Ma quel per ch’io mori’ qui non mi mena

29^ canto dell’Inferno.

Griffolino d’Arezzo.

Nell’ottavo cerchio dell’Inferno, Malebolge. Decima bolgia. Griffolino d’Arezzo a Dante: «Io fui di Arezzo, e Albero da Siena mi fece mettere al rogo; ma non mi fa arrivare qui quello per cui io morii».

Griffolino d’Arezzo, posto dal poeta nella decima bolgia di questo cerchio tra gli alchimisti adulteratori di leghe metalliche, fu bruciato vivo in qualità di eretico prima del 1272. Di lui si occupò il Lana, tra i primi commentatori della Commedia, il quale scrisse a proposito della sua fine: “Questo Aretino fu una scritturata persona, sottile e sagace, ed ebbe nome maestro Griffolino; sapea e adoperava quella parte d’alchimia che è appellata sofistica, ma facealo sì secretamente che non era saputo per alcuna persona.

“Or questo maestro avea contezza con un Albero, figliuolo secreto del vescovo di Siena, e questo Albero era persona vaga e semplice; ed essendo un die a parlamento collo detto maestro Griffolino, e per modo di treppo lo ditto maestro disse: ‘S’io volessi, io anderei volando per aire come fanno li uccelli e di die e di notte’…

“Questo Albero si mise le parole al cuore, e credettelo; infine strinse lo detto maestro ch’elli li insegnasse volare. Lo maestro pur li dicea di no, come persona che non sapea fare niente. Costui li prese tanto odio addosso, che ‘l padre predetto, cioè il vescovo, li informò una inquisizione addosso e fello ardere per patarino”.

@ MA QUEL PER CH’IO MORI’ QUI NON MI MENA

Fonte: Enciclopedia dantesca, Treccani 1970

Qual sovra ‘l ventre e qual sovra le spalle

29^ canto dell’Inferno.

I falsari.

Nell’ottavo cerchio dell’Inferno, Malebolge. Decima bolgia.

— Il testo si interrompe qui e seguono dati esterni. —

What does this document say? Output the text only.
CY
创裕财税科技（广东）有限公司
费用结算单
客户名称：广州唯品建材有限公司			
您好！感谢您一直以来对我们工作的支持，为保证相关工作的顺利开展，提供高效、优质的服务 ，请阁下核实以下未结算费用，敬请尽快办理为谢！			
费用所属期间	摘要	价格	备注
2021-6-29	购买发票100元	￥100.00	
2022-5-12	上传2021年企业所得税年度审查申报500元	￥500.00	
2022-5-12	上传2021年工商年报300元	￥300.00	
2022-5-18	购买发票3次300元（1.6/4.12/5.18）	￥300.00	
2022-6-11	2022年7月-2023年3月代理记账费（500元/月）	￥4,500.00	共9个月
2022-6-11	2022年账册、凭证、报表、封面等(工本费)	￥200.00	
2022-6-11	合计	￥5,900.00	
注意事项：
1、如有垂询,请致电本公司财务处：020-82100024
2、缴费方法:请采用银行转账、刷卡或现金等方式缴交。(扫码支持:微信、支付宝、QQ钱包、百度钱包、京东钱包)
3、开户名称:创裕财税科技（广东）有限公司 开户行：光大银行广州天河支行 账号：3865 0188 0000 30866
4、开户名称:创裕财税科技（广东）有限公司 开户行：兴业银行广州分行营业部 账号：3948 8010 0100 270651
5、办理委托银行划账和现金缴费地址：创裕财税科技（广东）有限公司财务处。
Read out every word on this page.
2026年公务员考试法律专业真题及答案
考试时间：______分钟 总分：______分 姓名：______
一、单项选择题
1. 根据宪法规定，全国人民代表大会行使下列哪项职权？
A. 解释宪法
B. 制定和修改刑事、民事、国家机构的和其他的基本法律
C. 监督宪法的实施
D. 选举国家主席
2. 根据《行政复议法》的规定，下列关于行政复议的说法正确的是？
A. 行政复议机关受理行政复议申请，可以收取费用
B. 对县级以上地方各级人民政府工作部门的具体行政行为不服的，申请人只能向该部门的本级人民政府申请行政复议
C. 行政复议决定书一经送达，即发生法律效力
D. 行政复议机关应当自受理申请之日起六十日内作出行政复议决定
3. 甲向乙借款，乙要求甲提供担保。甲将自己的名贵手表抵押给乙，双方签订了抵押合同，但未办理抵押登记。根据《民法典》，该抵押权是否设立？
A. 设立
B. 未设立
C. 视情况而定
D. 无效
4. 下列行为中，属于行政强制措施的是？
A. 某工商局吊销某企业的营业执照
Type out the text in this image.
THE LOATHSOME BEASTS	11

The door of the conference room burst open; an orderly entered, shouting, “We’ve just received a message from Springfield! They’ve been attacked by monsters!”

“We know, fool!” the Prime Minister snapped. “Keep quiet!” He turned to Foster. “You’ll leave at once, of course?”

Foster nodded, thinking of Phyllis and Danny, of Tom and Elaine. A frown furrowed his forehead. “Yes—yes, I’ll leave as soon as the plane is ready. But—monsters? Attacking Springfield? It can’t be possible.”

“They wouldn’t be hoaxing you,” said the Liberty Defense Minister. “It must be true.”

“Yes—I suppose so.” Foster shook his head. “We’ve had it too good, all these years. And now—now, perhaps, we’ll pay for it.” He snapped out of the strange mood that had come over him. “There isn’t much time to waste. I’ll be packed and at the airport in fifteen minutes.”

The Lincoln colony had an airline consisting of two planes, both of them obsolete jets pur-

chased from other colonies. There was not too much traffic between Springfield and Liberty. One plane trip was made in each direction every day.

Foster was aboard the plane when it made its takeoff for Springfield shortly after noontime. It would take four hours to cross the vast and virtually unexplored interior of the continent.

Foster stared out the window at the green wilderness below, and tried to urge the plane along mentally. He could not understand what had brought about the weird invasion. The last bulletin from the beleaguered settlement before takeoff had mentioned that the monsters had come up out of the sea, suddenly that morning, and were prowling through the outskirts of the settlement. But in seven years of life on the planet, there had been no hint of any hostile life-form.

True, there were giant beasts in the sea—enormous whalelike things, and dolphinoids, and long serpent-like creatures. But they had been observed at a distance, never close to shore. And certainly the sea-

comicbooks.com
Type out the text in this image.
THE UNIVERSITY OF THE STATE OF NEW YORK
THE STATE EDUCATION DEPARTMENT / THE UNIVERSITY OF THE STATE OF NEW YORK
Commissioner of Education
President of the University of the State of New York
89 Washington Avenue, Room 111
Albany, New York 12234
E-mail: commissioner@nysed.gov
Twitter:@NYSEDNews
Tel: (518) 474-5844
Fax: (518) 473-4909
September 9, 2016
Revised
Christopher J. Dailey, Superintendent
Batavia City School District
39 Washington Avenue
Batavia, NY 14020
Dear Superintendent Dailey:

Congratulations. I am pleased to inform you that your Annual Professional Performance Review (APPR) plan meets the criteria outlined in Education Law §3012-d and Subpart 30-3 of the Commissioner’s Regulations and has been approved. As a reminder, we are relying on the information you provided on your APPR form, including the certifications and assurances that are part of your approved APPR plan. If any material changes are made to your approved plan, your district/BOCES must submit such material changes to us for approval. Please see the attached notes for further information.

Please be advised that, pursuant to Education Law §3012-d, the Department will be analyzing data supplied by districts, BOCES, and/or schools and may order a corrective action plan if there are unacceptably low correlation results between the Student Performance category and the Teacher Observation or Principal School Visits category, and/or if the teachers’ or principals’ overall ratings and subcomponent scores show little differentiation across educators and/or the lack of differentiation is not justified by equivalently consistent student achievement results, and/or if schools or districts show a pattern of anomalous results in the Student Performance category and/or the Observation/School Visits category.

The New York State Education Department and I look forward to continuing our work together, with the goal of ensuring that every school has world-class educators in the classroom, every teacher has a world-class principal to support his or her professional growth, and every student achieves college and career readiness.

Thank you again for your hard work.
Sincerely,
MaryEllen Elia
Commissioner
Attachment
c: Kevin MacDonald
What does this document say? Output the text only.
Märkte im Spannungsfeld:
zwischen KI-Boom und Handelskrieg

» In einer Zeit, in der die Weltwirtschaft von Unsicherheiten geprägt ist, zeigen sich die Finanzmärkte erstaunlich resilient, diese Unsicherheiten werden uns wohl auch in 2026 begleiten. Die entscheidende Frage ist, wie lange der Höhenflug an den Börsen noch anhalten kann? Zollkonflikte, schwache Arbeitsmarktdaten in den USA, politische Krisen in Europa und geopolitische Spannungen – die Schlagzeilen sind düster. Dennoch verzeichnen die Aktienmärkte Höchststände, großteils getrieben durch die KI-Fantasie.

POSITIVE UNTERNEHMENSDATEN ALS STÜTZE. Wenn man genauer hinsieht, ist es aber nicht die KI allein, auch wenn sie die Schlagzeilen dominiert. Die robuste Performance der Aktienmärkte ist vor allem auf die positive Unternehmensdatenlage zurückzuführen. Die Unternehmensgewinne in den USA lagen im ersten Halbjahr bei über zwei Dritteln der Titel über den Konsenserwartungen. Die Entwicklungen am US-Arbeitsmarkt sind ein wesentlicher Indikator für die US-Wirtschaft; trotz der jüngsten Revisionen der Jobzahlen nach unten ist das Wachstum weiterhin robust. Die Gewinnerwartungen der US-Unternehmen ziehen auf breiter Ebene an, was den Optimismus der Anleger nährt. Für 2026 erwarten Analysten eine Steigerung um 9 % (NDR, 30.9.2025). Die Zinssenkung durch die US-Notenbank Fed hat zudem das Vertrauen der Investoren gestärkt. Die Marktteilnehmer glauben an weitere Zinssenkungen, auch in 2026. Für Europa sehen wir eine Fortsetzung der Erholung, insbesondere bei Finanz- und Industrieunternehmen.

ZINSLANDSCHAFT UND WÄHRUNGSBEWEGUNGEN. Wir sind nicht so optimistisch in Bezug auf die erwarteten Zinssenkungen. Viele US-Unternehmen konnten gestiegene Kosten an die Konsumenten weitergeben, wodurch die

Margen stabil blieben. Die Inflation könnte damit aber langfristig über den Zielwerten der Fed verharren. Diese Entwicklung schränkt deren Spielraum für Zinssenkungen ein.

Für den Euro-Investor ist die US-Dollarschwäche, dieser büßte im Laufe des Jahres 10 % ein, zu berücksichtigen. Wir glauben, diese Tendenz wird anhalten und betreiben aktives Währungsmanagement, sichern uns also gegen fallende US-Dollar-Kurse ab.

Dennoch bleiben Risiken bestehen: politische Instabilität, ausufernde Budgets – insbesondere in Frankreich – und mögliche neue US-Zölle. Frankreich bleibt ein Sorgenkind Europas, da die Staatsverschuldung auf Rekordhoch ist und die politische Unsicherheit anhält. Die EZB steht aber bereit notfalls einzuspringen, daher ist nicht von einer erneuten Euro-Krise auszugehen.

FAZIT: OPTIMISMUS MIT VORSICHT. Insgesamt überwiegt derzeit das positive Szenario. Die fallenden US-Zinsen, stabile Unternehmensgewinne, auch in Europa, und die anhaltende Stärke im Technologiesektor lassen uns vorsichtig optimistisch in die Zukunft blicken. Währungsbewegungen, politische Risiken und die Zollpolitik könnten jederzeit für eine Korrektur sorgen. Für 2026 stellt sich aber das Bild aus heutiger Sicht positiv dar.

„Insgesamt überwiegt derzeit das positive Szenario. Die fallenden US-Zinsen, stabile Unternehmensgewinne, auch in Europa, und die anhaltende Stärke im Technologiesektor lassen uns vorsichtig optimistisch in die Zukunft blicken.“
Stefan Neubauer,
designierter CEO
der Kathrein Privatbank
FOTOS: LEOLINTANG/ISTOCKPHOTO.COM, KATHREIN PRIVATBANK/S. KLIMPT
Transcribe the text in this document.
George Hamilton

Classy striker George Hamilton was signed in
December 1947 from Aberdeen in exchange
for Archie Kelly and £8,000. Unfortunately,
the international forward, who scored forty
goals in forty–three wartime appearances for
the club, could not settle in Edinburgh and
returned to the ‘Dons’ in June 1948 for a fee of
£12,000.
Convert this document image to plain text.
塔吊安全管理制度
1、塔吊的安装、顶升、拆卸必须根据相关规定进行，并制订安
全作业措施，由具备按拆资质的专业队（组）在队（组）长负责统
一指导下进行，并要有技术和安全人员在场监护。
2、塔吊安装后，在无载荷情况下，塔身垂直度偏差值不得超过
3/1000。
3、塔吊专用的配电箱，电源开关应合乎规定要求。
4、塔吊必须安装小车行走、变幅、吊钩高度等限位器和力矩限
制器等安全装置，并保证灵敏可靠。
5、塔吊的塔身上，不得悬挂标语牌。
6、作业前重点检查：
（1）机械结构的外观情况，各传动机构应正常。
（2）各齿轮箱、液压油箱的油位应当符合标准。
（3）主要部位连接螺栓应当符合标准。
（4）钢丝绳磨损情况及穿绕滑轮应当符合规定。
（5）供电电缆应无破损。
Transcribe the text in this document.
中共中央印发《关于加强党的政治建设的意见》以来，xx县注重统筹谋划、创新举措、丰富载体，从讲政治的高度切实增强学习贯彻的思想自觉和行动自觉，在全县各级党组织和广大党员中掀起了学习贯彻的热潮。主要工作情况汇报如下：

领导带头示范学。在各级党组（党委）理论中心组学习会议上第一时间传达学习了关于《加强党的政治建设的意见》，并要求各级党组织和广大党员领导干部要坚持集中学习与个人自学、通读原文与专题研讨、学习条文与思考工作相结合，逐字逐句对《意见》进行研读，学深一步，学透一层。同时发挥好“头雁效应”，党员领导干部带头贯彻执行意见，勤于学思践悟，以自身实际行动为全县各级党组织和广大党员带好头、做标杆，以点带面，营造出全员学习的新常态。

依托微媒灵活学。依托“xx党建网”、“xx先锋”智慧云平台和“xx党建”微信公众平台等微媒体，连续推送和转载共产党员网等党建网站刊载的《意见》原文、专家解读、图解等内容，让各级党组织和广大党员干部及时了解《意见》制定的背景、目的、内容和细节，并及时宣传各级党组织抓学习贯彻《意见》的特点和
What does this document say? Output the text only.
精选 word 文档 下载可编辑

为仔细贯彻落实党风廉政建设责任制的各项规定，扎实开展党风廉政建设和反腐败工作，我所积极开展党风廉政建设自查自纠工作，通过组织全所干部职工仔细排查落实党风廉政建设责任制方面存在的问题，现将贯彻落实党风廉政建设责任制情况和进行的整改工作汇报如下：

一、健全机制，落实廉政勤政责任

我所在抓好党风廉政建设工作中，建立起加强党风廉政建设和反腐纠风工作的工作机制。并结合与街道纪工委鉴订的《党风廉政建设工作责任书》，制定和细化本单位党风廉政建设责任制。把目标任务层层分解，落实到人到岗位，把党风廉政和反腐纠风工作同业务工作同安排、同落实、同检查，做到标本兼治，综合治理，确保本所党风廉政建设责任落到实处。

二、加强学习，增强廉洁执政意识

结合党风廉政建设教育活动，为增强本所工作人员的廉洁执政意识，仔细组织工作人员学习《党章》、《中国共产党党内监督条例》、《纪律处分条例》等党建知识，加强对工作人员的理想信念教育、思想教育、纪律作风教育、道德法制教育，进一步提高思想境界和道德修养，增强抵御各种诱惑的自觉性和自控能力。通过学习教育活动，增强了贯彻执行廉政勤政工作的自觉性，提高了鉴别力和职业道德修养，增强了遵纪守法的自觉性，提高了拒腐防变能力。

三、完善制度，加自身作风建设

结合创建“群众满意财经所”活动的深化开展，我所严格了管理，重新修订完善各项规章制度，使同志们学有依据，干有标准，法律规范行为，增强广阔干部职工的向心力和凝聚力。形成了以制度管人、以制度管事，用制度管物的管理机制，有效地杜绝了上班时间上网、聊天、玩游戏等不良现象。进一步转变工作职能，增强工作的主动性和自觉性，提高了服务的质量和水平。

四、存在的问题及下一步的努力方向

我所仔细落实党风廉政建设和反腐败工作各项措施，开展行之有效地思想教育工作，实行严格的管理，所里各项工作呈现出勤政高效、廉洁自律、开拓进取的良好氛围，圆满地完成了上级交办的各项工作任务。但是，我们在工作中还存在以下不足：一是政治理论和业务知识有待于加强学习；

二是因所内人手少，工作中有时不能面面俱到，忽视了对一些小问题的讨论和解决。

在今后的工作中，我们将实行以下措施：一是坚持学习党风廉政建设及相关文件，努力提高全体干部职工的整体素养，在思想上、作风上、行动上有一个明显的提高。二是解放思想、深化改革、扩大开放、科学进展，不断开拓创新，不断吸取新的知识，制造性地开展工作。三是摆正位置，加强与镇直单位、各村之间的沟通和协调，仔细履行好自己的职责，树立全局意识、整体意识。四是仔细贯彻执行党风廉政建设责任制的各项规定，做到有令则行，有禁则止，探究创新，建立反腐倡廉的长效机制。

Il poeta narra: “Non credo che vedere in Egina il popolo tutto ammalato fosse uno spettacolo doloroso più intenso, quando l’aria fu così impregnata di germi di corruzione pestilenziale, che gli esseri viventi, fino al piccolo verme, caddero tutti senza vita, e poi gli abitanti antichi, secondo ciò che i poeti ritengono come cosa sicura, furono rigenerati dalla stirpe delle formiche; di quello che era veder patire in quella bolgia buia gli spiriti divisi in vari mucchi”.

I falsari, collocati da Dante nella decima bolgia di questo cerchio, sono peccatori di natura diversa: gli alchimisti adulteratori di leghe metalliche, affetti da lebbra o scabbia, i contraffattori di persona a fini fraudolenti, malati d’idrofobia, i falsari di monete, idropici, e i falsificatori della verità, tormentati da una febbre ardente.

Il Fraccaroli, tra i commentatori più recenti della Commedia, ha rilevato, invece, che l’ultimo posto del terzo gruppo dei fraudolenti è quello in cui l’odio si sostituisce all’amore, tale essendo la condizione morale dei consiglieri fraudolenti (ottava bolgia), dei seminatori di discordie e di scismi (nona bolgia) e appunto dei falsari. Ma per questi ultimi, “il loro mal animo verso il prossimo è tale che si avvicina al tradimento”. Infatti, dopo di loro e il pozzo dei giganti, troveremo i traditori. Nel nono e ultimo cerchio dell’Inferno.